Ainara, 17 ans, élève dans un lycée catholique, s'apprête à passer son bac et à choisir son futur parcours universitaire. A la surprise générale, cette brillante jeune fille annonce à sa famille qu'elle souhaite participer à une période d’intégration dans un couvent afin d'embrasser la vie de religieuse. La nouvelle prend tout le monde au dépourvu.
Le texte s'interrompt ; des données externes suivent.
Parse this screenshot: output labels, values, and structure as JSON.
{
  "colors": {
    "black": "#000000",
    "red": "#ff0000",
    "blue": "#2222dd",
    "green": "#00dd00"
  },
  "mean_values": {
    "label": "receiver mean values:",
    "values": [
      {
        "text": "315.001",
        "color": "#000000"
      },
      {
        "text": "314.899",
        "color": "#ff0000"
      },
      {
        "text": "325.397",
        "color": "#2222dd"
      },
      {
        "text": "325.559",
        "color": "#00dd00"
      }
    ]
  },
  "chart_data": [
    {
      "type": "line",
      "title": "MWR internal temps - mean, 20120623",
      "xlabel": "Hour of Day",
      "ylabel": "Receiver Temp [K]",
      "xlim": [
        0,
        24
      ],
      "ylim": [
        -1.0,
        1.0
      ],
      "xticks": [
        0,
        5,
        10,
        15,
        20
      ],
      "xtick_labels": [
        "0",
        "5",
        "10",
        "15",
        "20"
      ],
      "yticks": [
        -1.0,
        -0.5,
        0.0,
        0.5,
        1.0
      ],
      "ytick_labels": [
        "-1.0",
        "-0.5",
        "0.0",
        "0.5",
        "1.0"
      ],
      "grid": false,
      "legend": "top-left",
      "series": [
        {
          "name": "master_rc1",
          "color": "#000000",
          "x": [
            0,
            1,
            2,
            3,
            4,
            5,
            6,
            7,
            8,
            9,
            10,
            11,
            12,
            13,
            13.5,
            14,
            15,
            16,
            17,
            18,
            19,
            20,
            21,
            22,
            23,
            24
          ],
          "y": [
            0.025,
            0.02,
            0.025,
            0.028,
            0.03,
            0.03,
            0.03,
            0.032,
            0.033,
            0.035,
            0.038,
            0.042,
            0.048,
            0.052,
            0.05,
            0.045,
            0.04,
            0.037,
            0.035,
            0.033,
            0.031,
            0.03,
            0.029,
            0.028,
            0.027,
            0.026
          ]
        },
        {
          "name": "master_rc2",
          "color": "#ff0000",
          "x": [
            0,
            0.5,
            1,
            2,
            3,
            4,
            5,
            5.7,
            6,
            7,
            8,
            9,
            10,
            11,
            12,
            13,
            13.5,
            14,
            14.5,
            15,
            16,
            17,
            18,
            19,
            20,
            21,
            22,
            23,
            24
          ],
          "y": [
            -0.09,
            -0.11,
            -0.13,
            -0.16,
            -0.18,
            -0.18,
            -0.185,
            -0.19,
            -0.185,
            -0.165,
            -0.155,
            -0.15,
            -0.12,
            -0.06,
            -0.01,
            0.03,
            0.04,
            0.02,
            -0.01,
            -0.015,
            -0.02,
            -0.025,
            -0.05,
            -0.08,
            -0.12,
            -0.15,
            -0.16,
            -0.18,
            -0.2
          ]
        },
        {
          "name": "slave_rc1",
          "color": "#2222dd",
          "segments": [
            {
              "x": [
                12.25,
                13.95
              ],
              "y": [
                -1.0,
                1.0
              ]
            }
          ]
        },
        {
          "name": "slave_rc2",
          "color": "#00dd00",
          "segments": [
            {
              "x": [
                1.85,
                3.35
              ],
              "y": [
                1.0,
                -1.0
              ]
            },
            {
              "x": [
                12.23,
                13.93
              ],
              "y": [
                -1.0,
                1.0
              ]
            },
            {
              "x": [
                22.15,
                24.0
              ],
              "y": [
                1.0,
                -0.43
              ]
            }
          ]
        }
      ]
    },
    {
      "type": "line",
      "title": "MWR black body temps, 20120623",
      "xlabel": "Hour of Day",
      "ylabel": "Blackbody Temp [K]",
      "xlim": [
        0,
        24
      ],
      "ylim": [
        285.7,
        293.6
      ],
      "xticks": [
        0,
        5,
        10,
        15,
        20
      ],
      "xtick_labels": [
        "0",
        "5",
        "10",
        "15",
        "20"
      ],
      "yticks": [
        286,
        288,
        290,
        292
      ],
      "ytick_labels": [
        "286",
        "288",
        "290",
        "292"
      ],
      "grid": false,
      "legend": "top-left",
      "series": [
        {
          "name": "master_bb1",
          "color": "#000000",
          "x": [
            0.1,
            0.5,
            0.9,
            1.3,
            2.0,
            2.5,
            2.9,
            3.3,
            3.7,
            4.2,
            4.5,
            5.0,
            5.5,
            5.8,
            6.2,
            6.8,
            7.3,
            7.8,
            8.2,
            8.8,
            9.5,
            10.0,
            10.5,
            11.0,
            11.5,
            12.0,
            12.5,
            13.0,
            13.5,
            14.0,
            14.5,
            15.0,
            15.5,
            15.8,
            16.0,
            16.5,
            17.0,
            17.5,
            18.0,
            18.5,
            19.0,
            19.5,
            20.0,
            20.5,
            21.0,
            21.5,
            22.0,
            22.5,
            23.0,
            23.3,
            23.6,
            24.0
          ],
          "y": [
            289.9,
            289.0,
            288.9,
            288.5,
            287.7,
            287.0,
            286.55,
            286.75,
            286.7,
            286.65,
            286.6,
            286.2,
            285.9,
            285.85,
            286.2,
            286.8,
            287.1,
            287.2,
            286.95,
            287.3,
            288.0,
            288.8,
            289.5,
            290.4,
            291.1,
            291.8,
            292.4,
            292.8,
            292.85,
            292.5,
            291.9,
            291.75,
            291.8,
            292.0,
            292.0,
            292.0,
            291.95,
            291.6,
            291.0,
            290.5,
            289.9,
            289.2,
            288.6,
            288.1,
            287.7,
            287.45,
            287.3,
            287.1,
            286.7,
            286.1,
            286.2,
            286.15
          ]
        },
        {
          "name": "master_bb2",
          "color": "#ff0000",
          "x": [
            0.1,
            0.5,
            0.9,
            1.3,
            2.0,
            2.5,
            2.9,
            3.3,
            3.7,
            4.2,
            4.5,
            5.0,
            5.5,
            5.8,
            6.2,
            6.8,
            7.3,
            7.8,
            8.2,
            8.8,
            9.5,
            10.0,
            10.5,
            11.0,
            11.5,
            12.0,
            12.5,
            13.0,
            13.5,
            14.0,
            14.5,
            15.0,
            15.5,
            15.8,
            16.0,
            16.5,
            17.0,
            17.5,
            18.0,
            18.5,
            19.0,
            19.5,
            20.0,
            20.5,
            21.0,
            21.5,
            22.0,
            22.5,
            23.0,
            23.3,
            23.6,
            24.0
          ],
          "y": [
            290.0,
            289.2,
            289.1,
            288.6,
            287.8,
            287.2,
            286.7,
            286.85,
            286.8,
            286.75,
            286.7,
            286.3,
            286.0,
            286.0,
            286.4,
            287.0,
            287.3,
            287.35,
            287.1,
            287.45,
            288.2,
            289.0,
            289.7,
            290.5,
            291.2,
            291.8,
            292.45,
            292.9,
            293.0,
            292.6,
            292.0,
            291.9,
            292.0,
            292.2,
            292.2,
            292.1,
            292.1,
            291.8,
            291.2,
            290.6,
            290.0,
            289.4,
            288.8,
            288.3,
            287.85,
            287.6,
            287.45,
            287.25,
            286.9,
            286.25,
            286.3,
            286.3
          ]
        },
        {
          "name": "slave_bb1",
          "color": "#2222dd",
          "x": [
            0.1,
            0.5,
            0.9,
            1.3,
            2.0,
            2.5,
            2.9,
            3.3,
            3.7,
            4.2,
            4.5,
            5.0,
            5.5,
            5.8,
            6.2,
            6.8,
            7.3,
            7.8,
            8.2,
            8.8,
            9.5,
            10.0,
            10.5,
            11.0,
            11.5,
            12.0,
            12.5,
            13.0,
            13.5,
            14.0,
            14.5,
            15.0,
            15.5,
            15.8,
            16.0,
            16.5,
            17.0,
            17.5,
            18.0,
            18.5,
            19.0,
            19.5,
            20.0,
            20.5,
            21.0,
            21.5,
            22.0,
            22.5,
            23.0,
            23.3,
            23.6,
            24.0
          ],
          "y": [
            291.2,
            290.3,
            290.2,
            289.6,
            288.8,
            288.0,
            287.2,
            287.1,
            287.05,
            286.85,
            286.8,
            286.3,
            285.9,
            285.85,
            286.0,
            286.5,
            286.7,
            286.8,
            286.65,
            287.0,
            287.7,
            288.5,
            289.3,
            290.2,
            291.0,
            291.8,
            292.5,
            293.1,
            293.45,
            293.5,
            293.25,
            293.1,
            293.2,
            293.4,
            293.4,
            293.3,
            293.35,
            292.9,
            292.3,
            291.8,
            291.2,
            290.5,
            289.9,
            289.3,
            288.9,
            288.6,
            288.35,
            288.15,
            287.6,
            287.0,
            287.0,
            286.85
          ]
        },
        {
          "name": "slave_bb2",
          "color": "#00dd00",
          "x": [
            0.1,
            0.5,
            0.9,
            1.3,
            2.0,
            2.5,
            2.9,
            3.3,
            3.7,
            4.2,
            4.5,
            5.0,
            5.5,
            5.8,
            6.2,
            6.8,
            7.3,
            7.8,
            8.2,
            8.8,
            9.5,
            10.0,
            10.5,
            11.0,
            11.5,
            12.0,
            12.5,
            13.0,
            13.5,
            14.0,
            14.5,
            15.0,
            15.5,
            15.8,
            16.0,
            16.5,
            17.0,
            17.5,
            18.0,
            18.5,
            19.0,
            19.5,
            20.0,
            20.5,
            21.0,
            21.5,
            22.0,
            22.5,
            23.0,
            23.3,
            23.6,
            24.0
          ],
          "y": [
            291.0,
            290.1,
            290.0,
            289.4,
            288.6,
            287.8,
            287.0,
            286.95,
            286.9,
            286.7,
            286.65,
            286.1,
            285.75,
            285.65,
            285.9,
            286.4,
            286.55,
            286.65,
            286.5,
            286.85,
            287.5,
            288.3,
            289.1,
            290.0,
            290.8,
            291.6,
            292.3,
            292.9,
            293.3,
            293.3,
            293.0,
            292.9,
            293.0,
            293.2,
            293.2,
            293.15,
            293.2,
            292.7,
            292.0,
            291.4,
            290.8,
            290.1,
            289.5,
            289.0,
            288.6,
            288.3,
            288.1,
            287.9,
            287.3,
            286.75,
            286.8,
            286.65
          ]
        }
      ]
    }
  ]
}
Si le père semble se laisser convaincre par les aspirations de sa fille, pour Maite, la tante d’Ainara, cette vocation inattendue est la manifestation d'un mal plus profond …

Critiques de Les Dimanches

  1. Première

    Pour un peu, on donnerait à Aniera, 17 ans, le bon Dieu sans confession. Elle a de grands yeux sombres, des joues rondes, une voix d’ange qu’elle exerce sur les bancs de la chorale du lycée et un air mélancolique. Elle a aussi cette foi en Dieu, en l’Eglise catholique, qui l’anime autant qu’elle l’interroge. Au point de lui inspirer une carrière de religieuse, n’en déplaise à son père (Miguel Garcés), veuf en reconstruction dépassé par cette crise d’ado peu ordinaire. Ou à sa tante, farouchement athée, et portée par une Patricia López Arnaiz dont la fièvre sceptique éclipse parfois la jeune Blanca Soroa. Car c’est bien sur celle-ci, sur la candeur sincère qui se dégage de ses traits juvéniles, que repose cette réflexion contemplative presque métaphysique.

    L’intérêt de ce film tient surtout à sa mise à jour rafraîchissante d’un marronnier cinématographique souvent associé au genre horrifique, à un Moyen-Âge poussiéreux ou à quelques rites macabres. Raconter les prémices de la vocation chez une adolescente de la Gen-Z, produit d’une société occidentale où le doute a pris le pas sur le dogme, n’avait ainsi rien d’évident. Et si la réalisatrice espagnole Alauda Ruíz de Azúa réussit à éviter les écueils d’un tel exercice – sans parvenir, toutefois à s’épargner quelques longueur évitables –, c’est qu’avec Les Dimanches, elle ouvre surtout un nouveau chapitre de son étude de la féminité, commencée dans son premier long-métrage, Lullaby (2022), et prolongée dans sa série Querer (2024). Entre initiation au Mystère et pulsions adolescentes, la notion de “corps” prend le pas sur celle de “foi” – c’est le corps de la jeune femme contre le corps de la congrégation, l’individualité intéressée contre l’abnégation du collectif. Habile conversion.